Santa Barbara is getting a little less sweet now that pastry chef Rosie Moot is moving on from the Wine Cask and Intermezzo, eventually heading back east where she's originally from. This was her last weekend. She had been at Wine Cask long enough to make me crave desserts when I usually don't, as I don't have a sweet tooth that needs a 12-step program. Then again, as sweet as she is as a person, she knows enough to make her desserts hew to the savory line as much as possible. The classic example of that might be her butterscotch pudding so snowed with fleur de sel it could almost seem a pretzel, the sweet and salty edging each others' pleasures further and further up. It was seemingly simple and complexly delicious.
And then there was the miracle of what she could do frying things, which generally sounds like a dessert disaster--that risk of dropping a little cannonball of dough into your gullet atop a fine meal.
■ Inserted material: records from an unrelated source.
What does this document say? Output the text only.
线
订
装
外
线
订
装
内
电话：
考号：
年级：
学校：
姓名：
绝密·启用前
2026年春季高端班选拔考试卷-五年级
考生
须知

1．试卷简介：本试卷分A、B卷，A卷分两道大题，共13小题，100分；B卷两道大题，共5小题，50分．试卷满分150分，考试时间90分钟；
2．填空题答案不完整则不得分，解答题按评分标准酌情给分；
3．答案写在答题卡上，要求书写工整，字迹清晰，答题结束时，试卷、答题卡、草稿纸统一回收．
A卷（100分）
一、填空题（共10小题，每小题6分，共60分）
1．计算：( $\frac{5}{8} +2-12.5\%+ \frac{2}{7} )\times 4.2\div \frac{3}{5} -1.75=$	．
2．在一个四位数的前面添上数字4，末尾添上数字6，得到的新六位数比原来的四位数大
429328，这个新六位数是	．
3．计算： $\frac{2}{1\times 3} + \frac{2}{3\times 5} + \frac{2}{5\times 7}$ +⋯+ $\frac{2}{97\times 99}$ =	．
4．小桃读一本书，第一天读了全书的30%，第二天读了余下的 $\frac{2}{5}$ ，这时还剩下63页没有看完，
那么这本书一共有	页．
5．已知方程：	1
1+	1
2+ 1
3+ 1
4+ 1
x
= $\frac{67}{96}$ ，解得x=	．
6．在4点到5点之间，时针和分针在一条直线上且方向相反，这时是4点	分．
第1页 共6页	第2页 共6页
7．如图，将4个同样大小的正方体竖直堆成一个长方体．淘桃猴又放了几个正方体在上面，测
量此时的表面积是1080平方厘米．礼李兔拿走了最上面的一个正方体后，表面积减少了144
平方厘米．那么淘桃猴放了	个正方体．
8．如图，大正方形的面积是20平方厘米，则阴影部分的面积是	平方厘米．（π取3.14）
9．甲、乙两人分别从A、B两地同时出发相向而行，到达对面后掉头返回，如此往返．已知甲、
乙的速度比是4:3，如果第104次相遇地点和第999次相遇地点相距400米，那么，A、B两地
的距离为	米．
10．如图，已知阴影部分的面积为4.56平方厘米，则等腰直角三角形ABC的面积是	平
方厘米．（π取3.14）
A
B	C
Rosie never did that, somehow frying to perfect crispiness and not beyond, her dough ever feathery, yet substantial enough to please. There where those pumpkin beignets that were a dream place where New Orleans and Dia de los Muertos met in a culinary tango on your tongue. On the menu now there are lemon-lavender beignets, crisp pocket pillows full of zippy citrus cream with just a hint of lavender lift--they're not perfumy in the least--sitting atop a bit more of the lemon cream, some miracle of the market halved blackberries, and aside a black currant sorbet that adds yet a whole nother palette to your palate. Never fussy in the least, it's something you feel you should be able to do at home, but you know you never could.
Like, say, a market crisp, currently with the first of the season nectarines (which perhaps bake even better as they're a bit firmer than those who get more heat on the tree). Something this simple shouldn't be this good, but it is, both crunchy from the dough and ripe from the stone fruit, and then topped with a honey gelato that sounds much more sweet than it is.
Rosie Moot, you will be missed. My one consolation is I will have to run a bit less without your end of the meal temptations beckoning.